Undoubtedly appearing to be a very methodical work, sometimes lucid, sometimes more hallucinatory, Jobim obviously like to explore the vastness of his musical proficiency, astoundingly studying possibilities in a noisy and protuberating soundscape, establishing for himself no limits or boundaries. On his interesting approach to songwriting, composition and execution, he clearly sees the result of what he is doing. Nonetheless, given his astounding levels of experimentation – and obvious despise for commercial appeal, which would be no surprise at all for such a fearless and skilled underground artist – and the fact that his major influences are misunderstood and audacious electronic acts from the past, his music is confined to a very restrict audience, with the hopes of being understood and properly appreciated only to a handful of eccentric enthusiasts.

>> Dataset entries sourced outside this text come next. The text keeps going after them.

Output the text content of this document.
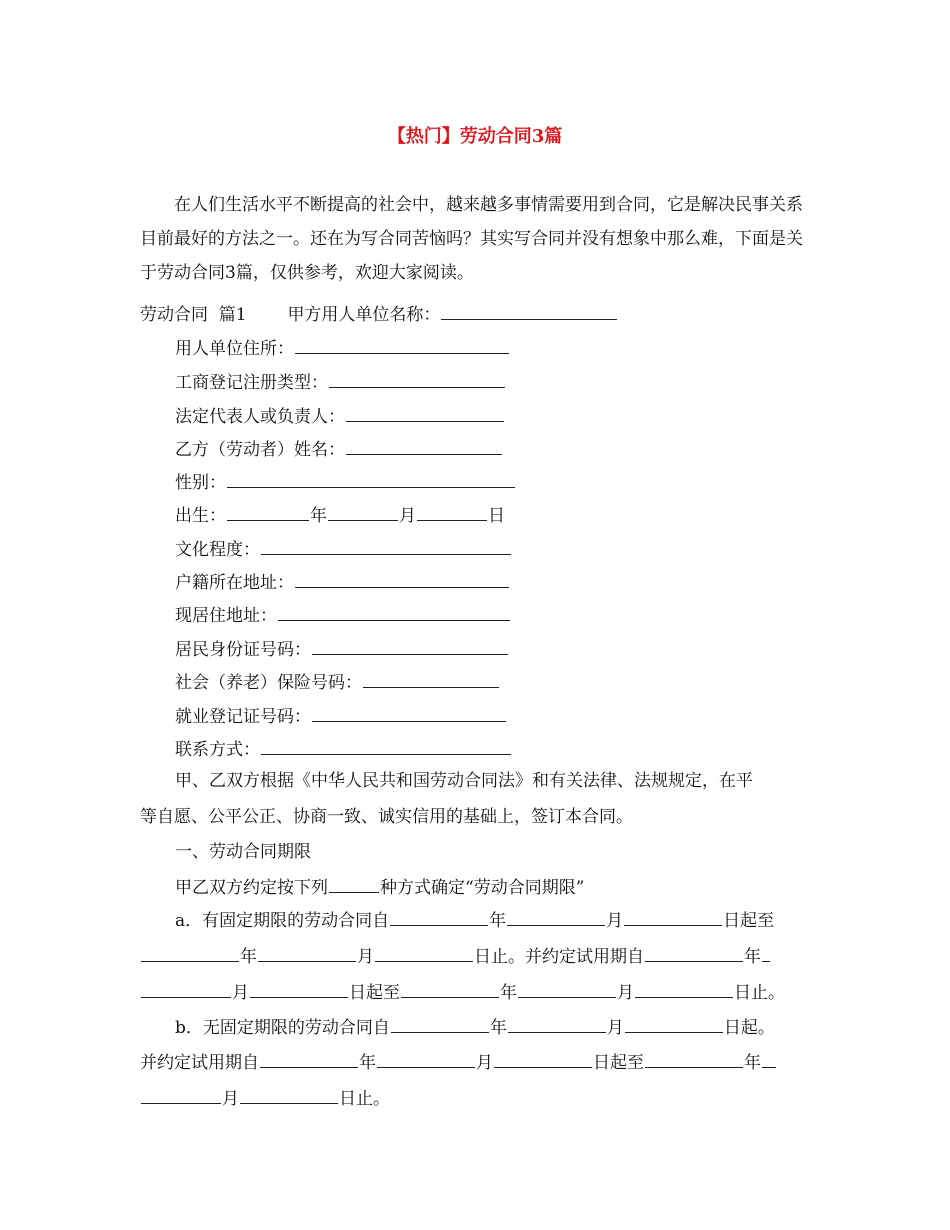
【热门】劳动合同3篇
在人们生活水平不断提高的社会中，越来越多事情需要用到合同，它是解决民事关系目前最好的方法之一。还在为写合同苦恼吗？其实写合同并没有想象中那么难，下面是关于劳动合同3篇，仅供参考，欢迎大家阅读。
劳动合同  篇1 甲方用人单位名称：
用人单位住所：
工商登记注册类型：
法定代表人或负责人：
乙方（劳动者）姓名：
性别：
出生：	年	月	日
文化程度：
户籍所在地址：
现居住地址：
居民身份证号码：
社会（养老）保险号码：
就业登记证号码：
联系方式：
甲、乙双方根据《中华人民共和国劳动合同法》和有关法律、法规规定，在平
等自愿、公平公正、协商一致、诚实信用的基础上，签订本合同。
一、劳动合同期限
甲乙双方约定按下列	种方式确定“劳动合同期限”
a．有固定期限的劳动合同自	年	月	日起至
年	月	日止。并约定试用期自	年
月	日起至	年	月	日止。
b．无固定期限的劳动合同自	年	月	日起。
并约定试用期自	年	月	日起至	年
月	日止。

But his music really has interesting potential, abilities and capacities, apparently built in a very cohesive diagram of techniques, sounding joyful, modest, playful and exhilarating at the same time. Despite the whole album being charged with a magnificent sphere of lucid sensitivity, the first two tracks set the groundbreaking standards here. The second one, The Road, really impersonates a beautiful and relinquishing atmosphere, subsumed by an 80’s nostalgia, that captures you, and never leaves you unannounced or lost at the center of its own free styled rhythms. Filled with interesting references and influences from the experimental and electro scene of the 60’s, 70’s and 80’s, this album reevaluates the musical proficiency of electronica in a more vast panel, properly diluted in a style that reinvigorates a fresh sobriety into harmonies that admonishes a sonorous galaxy of possibilities like only a handful of artists are capable of really doing it right, in the whole history of the electronica genre, and its multiple subgenres.
Filled with a great multitude of layers, albeit his music can be described as static to a certain degree, given the fact that one main rhythm can be predominant throughout a whole track, Dezoito, by Gustavo Jobim, certainly is an interesting sonorous experience, that will certainly enlarge your personal concept about electronica experimental music, and will surround you with a nostalgia feeling – if you are familiarized with the genre, of course – for such magical moments that this album, in the end, will make you search for more works of this fascinating, exquisite, eccentric but very inventive, creative and audacious artist.